Lockdown Lecture #1
The Mental Health Impact of First World War Internment

Delivered by Matthew Stibbe, Professor of Modern European History at Sheffield Hallam University and a specialist in First World War studies.

Introduction
Civilian internment has been correctly identified as one of those aspects of twentieth-century ‘total war’ which underlined the growing power of the state over the lives of individual citizens and non-citizens. In particular, it played a central role in the wartime persecution of minorities, and often went hand in hand with other discriminatory measures, such as expropriation, deportation and expulsion. However, a less well-known aspect of the internment phenomenon is its links to the rise of international humanitarianism and the development of a transnational body of scientific knowledge about the physical and psychological impact of long-term captivity on prisoners of war and their families.

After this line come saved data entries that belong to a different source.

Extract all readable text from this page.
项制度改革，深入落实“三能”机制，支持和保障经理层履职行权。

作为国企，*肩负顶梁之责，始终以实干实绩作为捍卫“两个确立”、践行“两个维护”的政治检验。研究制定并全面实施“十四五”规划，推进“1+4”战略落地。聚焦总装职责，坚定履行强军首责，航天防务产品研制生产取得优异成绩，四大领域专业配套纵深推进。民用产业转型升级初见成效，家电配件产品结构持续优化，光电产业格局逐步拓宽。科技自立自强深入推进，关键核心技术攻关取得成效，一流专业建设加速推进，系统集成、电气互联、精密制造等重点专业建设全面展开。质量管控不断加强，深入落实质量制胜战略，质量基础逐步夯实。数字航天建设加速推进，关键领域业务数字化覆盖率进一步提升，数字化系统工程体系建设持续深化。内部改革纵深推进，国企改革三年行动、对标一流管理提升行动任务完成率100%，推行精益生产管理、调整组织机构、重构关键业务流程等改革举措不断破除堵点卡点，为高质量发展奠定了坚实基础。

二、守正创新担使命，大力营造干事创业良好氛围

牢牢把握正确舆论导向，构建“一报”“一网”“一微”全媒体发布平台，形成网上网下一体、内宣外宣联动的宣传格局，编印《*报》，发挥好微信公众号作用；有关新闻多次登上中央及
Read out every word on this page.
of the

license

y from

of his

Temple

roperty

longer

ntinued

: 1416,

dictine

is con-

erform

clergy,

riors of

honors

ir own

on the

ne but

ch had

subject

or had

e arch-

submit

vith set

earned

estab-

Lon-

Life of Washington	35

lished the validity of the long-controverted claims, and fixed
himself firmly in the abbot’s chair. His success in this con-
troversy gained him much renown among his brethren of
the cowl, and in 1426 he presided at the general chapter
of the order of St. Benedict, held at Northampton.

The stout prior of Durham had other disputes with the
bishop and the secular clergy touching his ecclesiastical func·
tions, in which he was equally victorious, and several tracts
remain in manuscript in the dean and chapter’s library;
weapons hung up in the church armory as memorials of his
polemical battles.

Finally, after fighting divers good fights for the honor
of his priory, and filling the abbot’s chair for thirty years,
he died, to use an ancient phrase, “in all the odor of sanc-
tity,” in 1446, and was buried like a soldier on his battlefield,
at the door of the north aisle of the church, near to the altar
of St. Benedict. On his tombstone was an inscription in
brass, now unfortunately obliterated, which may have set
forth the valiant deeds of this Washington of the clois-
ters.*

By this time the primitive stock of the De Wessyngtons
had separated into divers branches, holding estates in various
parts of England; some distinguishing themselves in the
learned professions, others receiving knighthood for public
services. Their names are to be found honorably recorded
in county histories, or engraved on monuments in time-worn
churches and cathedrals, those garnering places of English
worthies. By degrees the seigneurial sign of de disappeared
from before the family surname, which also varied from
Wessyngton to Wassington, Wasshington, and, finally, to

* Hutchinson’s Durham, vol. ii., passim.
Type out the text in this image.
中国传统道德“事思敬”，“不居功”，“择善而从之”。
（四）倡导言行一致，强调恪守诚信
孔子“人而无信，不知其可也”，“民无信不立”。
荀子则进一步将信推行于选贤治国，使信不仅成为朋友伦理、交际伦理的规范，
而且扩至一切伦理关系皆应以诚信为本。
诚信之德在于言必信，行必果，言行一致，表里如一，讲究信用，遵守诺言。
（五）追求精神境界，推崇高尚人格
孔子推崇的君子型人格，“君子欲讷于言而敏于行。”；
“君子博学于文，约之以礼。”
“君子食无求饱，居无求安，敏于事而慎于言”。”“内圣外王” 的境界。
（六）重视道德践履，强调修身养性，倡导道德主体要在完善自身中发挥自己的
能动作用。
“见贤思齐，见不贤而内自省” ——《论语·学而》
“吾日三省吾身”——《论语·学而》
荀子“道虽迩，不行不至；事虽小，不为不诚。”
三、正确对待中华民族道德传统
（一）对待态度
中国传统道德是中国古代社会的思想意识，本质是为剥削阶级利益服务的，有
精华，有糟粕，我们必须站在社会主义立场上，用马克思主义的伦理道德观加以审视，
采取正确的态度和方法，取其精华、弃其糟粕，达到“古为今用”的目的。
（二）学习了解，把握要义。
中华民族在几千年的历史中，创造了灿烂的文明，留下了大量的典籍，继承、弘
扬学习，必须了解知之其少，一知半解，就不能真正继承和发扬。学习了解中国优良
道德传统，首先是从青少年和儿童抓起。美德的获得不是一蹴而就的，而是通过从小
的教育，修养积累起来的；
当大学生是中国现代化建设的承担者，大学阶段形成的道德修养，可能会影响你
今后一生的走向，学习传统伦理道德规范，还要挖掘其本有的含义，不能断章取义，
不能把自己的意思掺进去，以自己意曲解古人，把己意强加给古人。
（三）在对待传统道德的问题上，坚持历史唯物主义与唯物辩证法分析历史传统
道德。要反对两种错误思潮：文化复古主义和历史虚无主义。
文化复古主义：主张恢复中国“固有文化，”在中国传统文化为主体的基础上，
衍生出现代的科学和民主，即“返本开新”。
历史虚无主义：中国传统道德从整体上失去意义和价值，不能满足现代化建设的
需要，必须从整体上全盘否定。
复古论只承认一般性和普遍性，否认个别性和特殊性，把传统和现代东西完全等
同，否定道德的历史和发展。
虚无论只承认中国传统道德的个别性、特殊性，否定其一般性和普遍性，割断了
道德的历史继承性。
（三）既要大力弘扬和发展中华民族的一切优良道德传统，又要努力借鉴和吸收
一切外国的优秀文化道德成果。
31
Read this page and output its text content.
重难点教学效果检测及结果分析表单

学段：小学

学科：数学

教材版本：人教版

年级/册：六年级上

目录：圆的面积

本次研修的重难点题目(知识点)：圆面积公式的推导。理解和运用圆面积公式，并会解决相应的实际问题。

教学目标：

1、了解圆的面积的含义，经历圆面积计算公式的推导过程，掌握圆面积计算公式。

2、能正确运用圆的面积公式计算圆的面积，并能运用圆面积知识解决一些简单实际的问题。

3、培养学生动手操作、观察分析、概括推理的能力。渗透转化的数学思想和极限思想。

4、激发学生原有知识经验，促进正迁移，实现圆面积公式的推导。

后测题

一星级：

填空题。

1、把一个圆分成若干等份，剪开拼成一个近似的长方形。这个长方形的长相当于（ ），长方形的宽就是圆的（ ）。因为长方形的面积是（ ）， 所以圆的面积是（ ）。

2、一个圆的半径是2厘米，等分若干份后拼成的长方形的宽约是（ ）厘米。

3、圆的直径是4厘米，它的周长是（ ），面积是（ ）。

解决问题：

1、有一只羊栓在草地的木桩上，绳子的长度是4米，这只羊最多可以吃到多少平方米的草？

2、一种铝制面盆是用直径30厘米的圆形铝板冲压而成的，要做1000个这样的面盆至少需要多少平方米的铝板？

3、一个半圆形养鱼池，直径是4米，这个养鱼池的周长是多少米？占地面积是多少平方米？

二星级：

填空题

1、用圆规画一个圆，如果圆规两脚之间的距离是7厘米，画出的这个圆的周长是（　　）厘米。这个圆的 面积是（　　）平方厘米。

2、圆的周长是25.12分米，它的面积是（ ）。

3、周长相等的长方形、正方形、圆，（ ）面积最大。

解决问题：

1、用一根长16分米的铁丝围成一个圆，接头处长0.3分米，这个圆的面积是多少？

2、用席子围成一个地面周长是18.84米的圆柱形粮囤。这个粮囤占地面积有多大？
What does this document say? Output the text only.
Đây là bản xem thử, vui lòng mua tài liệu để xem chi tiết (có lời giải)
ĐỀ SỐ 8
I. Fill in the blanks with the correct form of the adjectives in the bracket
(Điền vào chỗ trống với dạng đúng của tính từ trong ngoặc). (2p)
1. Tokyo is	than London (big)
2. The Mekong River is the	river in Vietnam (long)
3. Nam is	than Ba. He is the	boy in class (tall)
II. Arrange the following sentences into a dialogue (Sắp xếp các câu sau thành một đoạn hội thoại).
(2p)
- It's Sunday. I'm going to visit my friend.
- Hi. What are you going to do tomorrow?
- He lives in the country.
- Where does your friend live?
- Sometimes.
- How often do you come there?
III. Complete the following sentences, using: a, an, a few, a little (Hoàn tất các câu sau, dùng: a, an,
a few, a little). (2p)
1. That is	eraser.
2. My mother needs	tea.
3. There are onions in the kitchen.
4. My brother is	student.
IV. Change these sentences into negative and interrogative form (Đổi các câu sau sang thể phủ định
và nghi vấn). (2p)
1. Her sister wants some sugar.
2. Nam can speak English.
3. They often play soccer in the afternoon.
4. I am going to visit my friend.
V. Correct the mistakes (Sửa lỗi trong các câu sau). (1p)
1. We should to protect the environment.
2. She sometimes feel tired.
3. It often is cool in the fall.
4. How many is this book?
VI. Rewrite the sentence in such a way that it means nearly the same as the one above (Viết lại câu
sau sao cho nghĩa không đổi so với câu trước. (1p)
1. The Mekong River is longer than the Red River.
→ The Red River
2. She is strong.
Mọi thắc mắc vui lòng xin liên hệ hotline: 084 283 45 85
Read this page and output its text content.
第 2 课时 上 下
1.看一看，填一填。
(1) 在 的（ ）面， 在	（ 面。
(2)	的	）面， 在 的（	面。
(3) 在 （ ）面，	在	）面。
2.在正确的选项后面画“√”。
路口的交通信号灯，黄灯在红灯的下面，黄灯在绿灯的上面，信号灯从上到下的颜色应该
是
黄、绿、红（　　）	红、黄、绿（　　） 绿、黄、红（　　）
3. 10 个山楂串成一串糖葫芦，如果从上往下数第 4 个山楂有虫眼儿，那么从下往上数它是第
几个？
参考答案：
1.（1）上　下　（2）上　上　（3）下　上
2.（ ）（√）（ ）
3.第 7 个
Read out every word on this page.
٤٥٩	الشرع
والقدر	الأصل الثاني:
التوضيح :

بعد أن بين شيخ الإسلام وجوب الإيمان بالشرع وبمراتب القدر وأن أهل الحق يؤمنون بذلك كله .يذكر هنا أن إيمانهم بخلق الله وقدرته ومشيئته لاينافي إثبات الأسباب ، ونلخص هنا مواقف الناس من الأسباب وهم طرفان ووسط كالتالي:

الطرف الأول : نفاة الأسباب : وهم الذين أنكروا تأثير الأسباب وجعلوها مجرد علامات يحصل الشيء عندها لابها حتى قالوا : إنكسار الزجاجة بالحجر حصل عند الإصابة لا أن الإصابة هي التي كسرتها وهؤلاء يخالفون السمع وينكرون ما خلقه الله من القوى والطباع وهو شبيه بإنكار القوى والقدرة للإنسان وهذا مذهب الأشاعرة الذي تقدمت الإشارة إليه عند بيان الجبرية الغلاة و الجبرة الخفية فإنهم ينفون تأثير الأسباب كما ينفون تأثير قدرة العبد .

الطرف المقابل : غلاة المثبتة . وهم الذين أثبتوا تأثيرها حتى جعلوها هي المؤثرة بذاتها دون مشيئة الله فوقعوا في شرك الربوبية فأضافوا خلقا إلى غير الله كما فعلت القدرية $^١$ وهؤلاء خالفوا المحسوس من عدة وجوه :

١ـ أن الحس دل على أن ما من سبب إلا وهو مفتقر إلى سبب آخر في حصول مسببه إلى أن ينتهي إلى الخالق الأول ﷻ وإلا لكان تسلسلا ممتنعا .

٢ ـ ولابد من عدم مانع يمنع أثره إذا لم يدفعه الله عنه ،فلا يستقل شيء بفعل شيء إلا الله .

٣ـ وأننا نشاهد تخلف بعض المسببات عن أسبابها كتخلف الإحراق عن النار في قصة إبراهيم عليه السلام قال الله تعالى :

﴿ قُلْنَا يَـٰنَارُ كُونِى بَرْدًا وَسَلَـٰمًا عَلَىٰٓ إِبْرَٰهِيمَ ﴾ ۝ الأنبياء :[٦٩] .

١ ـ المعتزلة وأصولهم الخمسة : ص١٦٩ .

This talk focuses on the work of one medical expert, the Swiss Red Cross physician Adolf Lukas Vischer. His book on ‘barbed wire disease’, a label given to a set of mental health problems observed to some degree among all civilian internees during the First World War, marked an important turning point in humanitarian understanding of wartime captivity. This can be seen in two respects. First, Vischer characterised mental illness among long-term internees as normal rather than deviant or exceptional. And second he shifted attention from the spatial aspects of internment to the temporal dimension. The cause of ‘barbed wire disease’, he argued, lay less in the physical experience of confinement and more in the uncertainty about how long it would last. The talk concludes by considering the implications of these findings for our understanding of the mental health impact of (a) immigration detention and (b) covid-19 related lockdowns in the world we live in today.